General Managers Update – August 2017

Sorell Council has prided itself in recent years on being able to balance its budget and keep rate rises in line with inflation. During 2016/17 Council continued its program of independent asset condition assessment and revaluations as required by the Tasmanian Audit Office to provide current and quantifiable data that fully complies with Accounting Standards and contemporary Asset Management practices. The revaluation calculates the ongoing depreciation of our road, building, bridge, footpath, stormwater, parks and reserves assets and for 17/18 has meant that Council was confronted with an additional budget deficit of about $500,000 (notwithstanding effect of early FAG payment from Federal Gov that inflates this to $946k).

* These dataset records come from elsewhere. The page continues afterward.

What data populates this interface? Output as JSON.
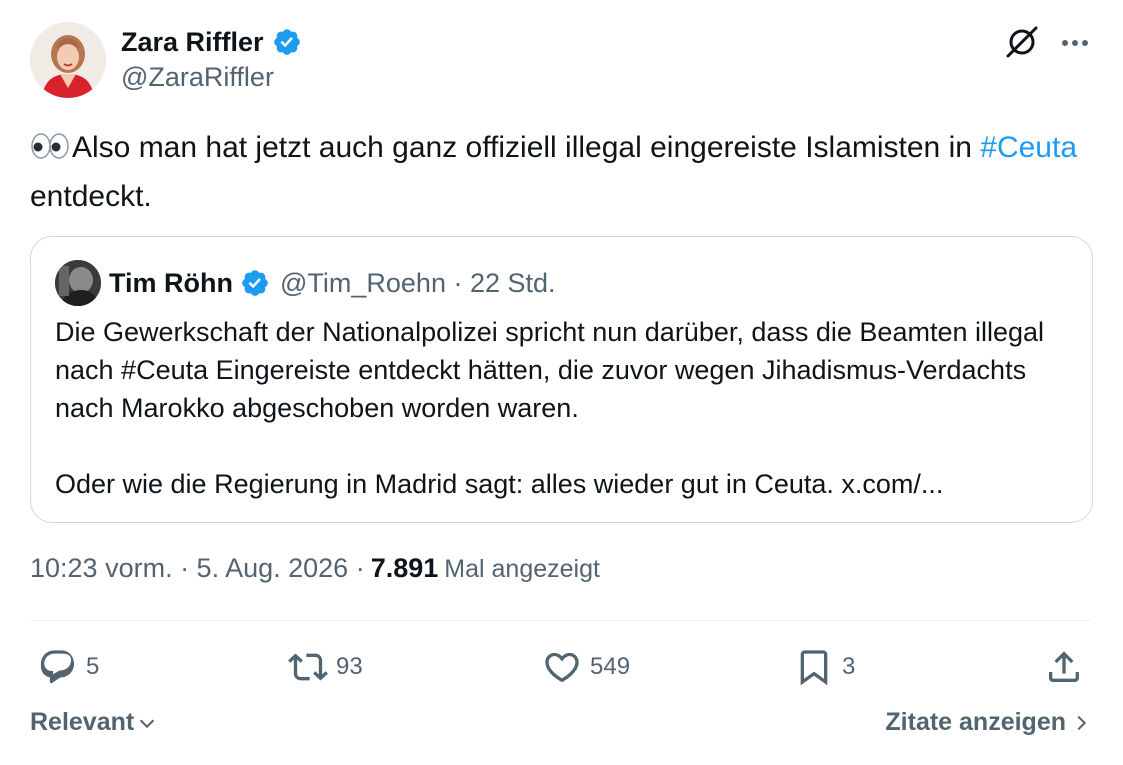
{
  "author": {
    "display_name": "Zara Riffler",
    "handle": "@ZaraRiffler",
    "verified": true
  },
  "tweet": {
    "text_before": "Also man hat jetzt auch ganz offiziell illegal eingereiste Islamisten in ",
    "hashtag": "#Ceuta",
    "text_after": " entdeckt.",
    "emoji": "👀"
  },
  "quote": {
    "display_name": "Tim Röhn",
    "handle": "@Tim_Roehn · 22 Std.",
    "text": "Die Gewerkschaft der Nationalpolizei spricht nun darüber, dass die Beamten illegal nach #Ceuta Eingereiste entdeckt hätten, die zuvor wegen Jihadismus-Verdachts nach Marokko abgeschoben worden waren.\n\nOder wie die Regierung in Madrid sagt: alles wieder gut in Ceuta. x.com/..."
  },
  "meta": {
    "time_date": "10:23 vorm. · 5. Aug. 2026 ·",
    "views_count": "7.891",
    "views_label": "Mal angezeigt"
  },
  "actions": {
    "replies": "5",
    "reposts": "93",
    "likes": "549",
    "bookmarks": "3"
  },
  "footer": {
    "sort_label": "Relevant",
    "quotes_label": "Zitate anzeigen"
  },
  "colors": {
    "accent": "#1d9bf0",
    "secondary_text": "#536471",
    "primary_text": "#0f1419",
    "border": "#cfd9de",
    "avatar_red": "#d8222b"
  }
}
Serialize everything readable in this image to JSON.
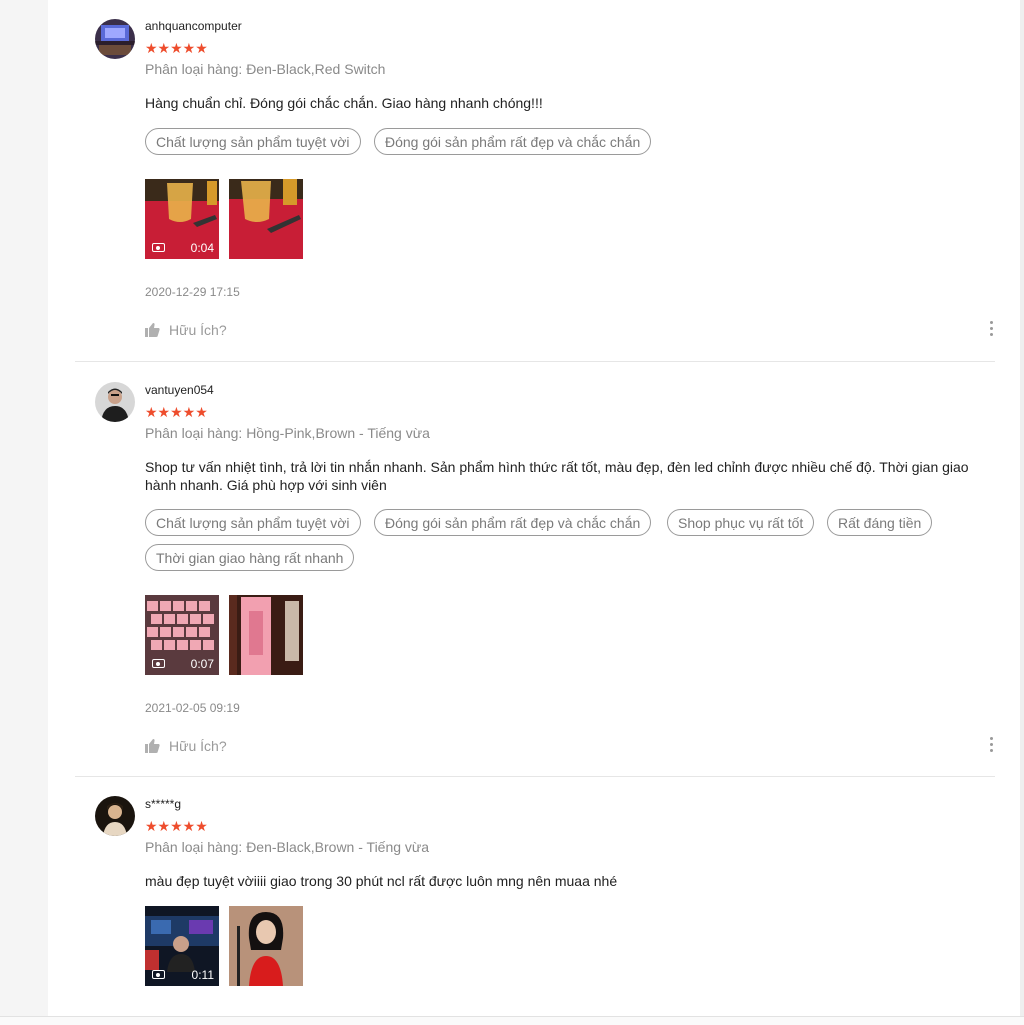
{
  "reviews": [
    {
      "username": "anhquancomputer",
      "stars": "★★★★★",
      "variant": "Phân loại hàng: Đen-Black,Red Switch",
      "comment": "Hàng chuẩn chỉ. Đóng gói chắc chắn. Giao hàng nhanh chóng!!!",
      "tags": [
        "Chất lượng sản phẩm tuyệt vời",
        "Đóng gói sản phẩm rất đẹp và chắc chắn"
      ],
      "video_duration": "0:04",
      "date": "2020-12-29 17:15",
      "helpful": "Hữu Ích?"
    },
    {
      "username": "vantuyen054",
      "stars": "★★★★★",
      "variant": "Phân loại hàng: Hồng-Pink,Brown - Tiếng vừa",
      "comment": "Shop tư vấn nhiệt tình, trả lời tin nhắn nhanh. Sản phẩm hình thức rất tốt, màu đẹp, đèn led chỉnh được nhiều chế độ. Thời gian giao hành nhanh. Giá phù hợp với sinh viên",
      "tags": [
        "Chất lượng sản phẩm tuyệt vời",
        "Đóng gói sản phẩm rất đẹp và chắc chắn",
        "Shop phục vụ rất tốt",
        "Rất đáng tiền",
        "Thời gian giao hàng rất nhanh"
      ],
      "video_duration": "0:07",
      "date": "2021-02-05 09:19",
      "helpful": "Hữu Ích?"
    },
    {
      "username": "s*****g",
      "stars": "★★★★★",
      "variant": "Phân loại hàng: Đen-Black,Brown - Tiếng vừa",
      "comment": "màu đẹp tuyệt vờiiii giao trong 30 phút ncl rất được luôn mng nên muaa nhé",
      "video_duration": "0:11"
    }
  ],
  "colors": {
    "star": "#ee4d2d",
    "tag_border": "#9a9a9a",
    "muted_text": "#8a8a8a"
  }
}
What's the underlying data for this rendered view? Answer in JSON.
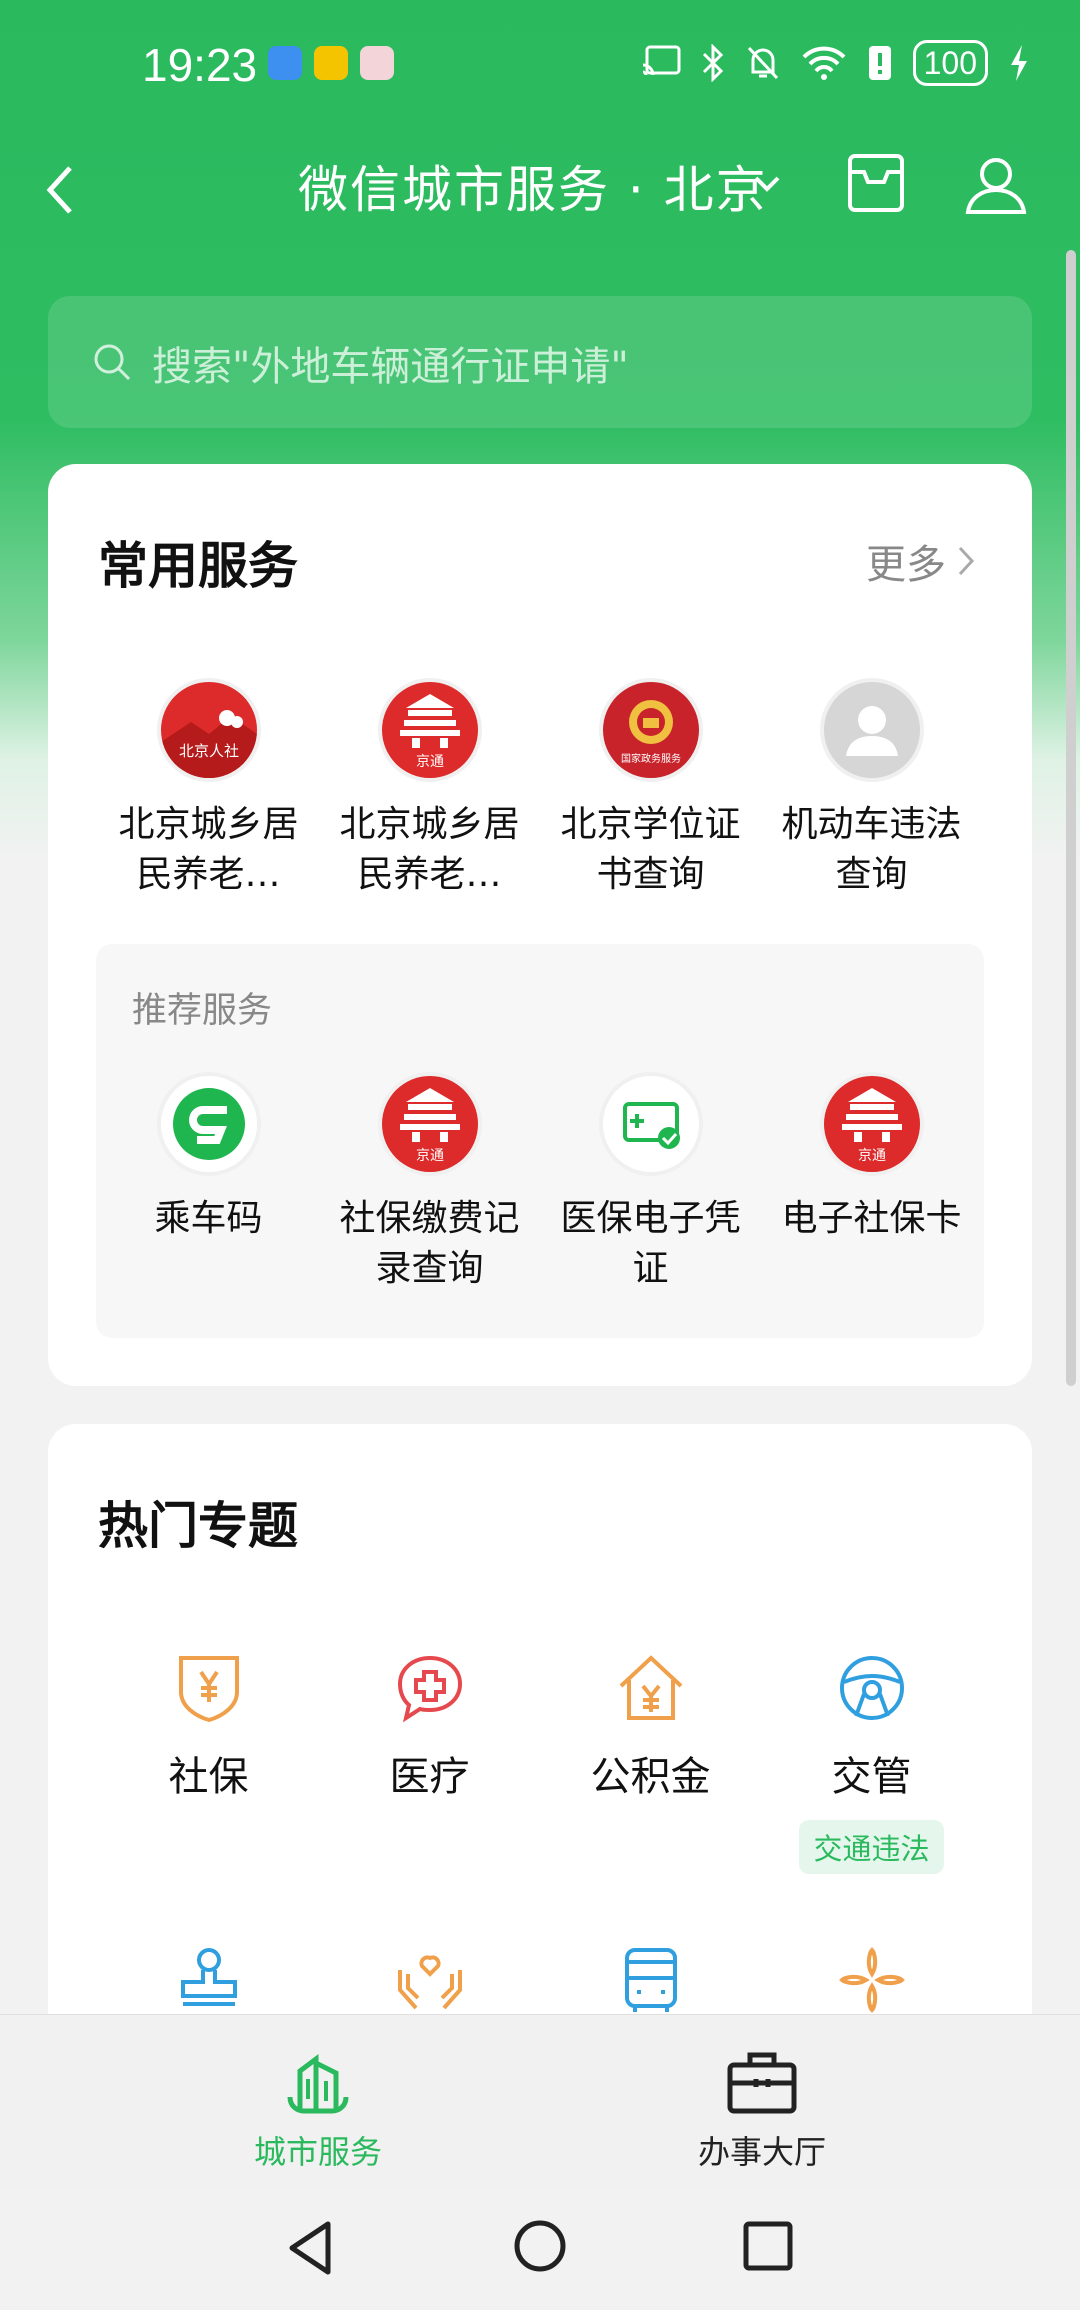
{
  "status_bar": {
    "time": "19:23",
    "battery": "100"
  },
  "nav": {
    "title": "微信城市服务 · 北京"
  },
  "search": {
    "placeholder": "搜索\"外地车辆通行证申请\""
  },
  "common": {
    "title": "常用服务",
    "more": "更多",
    "items": [
      {
        "label": "北京城乡居\n民养老…",
        "logo_text": "北京人社",
        "icon": "beijing-hrss-logo"
      },
      {
        "label": "北京城乡居\n民养老…",
        "logo_text": "京通",
        "icon": "jingtong-logo"
      },
      {
        "label": "北京学位证\n书查询",
        "logo_text": "国家政务服务",
        "icon": "national-emblem-logo"
      },
      {
        "label": "机动车违法\n查询",
        "icon": "default-avatar-logo"
      }
    ]
  },
  "recommended": {
    "title": "推荐服务",
    "items": [
      {
        "label": "乘车码",
        "icon": "bus-code-logo"
      },
      {
        "label": "社保缴费记\n录查询",
        "logo_text": "京通",
        "icon": "jingtong-logo"
      },
      {
        "label": "医保电子凭\n证",
        "icon": "medical-insurance-logo"
      },
      {
        "label": "电子社保卡",
        "logo_text": "京通",
        "icon": "jingtong-logo"
      }
    ]
  },
  "topics": {
    "title": "热门专题",
    "items": [
      {
        "label": "社保",
        "icon": "shield-yen-icon"
      },
      {
        "label": "医疗",
        "icon": "medical-cross-icon"
      },
      {
        "label": "公积金",
        "icon": "house-yen-icon"
      },
      {
        "label": "交管",
        "icon": "steering-wheel-icon",
        "tag": "交通违法"
      }
    ],
    "row2_icons": [
      "stamp-icon",
      "hands-heart-icon",
      "bus-icon",
      "clover-icon"
    ]
  },
  "tabbar": {
    "items": [
      {
        "label": "城市服务",
        "active": true
      },
      {
        "label": "办事大厅",
        "active": false
      }
    ]
  },
  "colors": {
    "brand_green": "#2bb95e",
    "logo_red": "#dd2a2a",
    "topic_orange": "#f0a04b",
    "topic_red": "#e5484d",
    "topic_blue": "#2f9fe0"
  }
}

This occurred principally from recognising Council assets that hadn’t previously been recorded in our balance sheet.

Council’s budget planning had us on track to meet its financial commitments and capital expenditure plans with a rate rise that did not exceed the long term financial plan forecast of 2.5%. Over the past two months the Council has been re-analysing its projected work plan and financial commitments to try and find a way of meeting community expectations without having to introduce what would appear to be a large rate increase. Another factor that will lead to increased rates for many properties is the recent release of revised property values by the Valuer General.

In order to meet its proposed capital expenditure commitments and ongoing operating and maintenance budgets, the Council decided at its June meeting to adopt the 2017/18 annual plan, budget and rates comprising –
• Operating deficit – $946k
o Revenue – $16.274m
o Expenditure – $17.220m
• Capital expenditure on asset renewal/replacement – $4.666m (against depreciation of $5.2m).
• Capital expenditure on new/upgraded assets – $572k
• Capital expenditure on carry forward projects from 2016/17 (renewal and new/upgrade) – $1.702m
• Waste management and other user charges to increase by 2.5%

The General rate increase is directly in response to the requirement to fund the annual depreciation out of the operating budget – which is a key financial / asset management indicator.

The regulatory and compliance framework has substantially changed over the past six years. Councils were previously audited each year by the Tasmanian Audit Office but there was no overarching suite of financial / asset management sustainability legislation or standards – provided Councils complied with Accounting Standards, they generally achieved a satisfactory audit and were not required to demonstrate if they were sustainable.

The following governance, management and reporting requirements have been legislated and Councils must have them in place:
• Strategic Plan – 10 year minimum.
• Annual Plan
• Long Term Financial Plan – 10 year minimum.
• Financial Management Strategy
• Asset Management Policy
• Asset Management Strategy
• Asset Management Plans for each asset class – Transport (roads, bridges, footpaths), Buildings (and Recreational/Open Space), Stormwater.
• Financial and Asset Management Indicators –
• Rates Policy
• Independent Audit Panels

Sorell has approached this increasing oversight openly and transparently – an influencing factor in this has been our previous focus on new and upgraded capital works with limited asset maintenance / renewals, growing residential rate base and population with associated demand for better and more assets and services. Like most non-metro Councils, we do not have the situation where strong commercial and industrial rate contributors enable liberal spending in our operating budget or more relevantly, our capital budget for new and upgraded assets.

For the past four years our budgets have been based on an inflationary rate increase only, a focus on providing a base level of services and functions, cost controls through reducing our overheads, utilising the Local Government common service business model for professional / technical services and joint tendering and a disciplined capital budget focusing on asset maintenance, renewal and replacements before any new or upgraded projects.

In determining the rates structure Council modelled different scenarios and determined that a continuation of the fixed charge and variable rate with the application of the new Valuer General capital values provided the least impact – notwithstanding the required increase in general rate revenue to fund the depreciation.

Council has been mature, reasoned and sensible in considering the effects of this situation on ratepayers and also the organisation. There has been no appetite to do anything other than dealing with it openly and transparently with a long-term view on annual impacts. And additionally, to actively and appropriately pursue State and Federal agencies for the timely provision of necessary infrastructure for the growing south-east.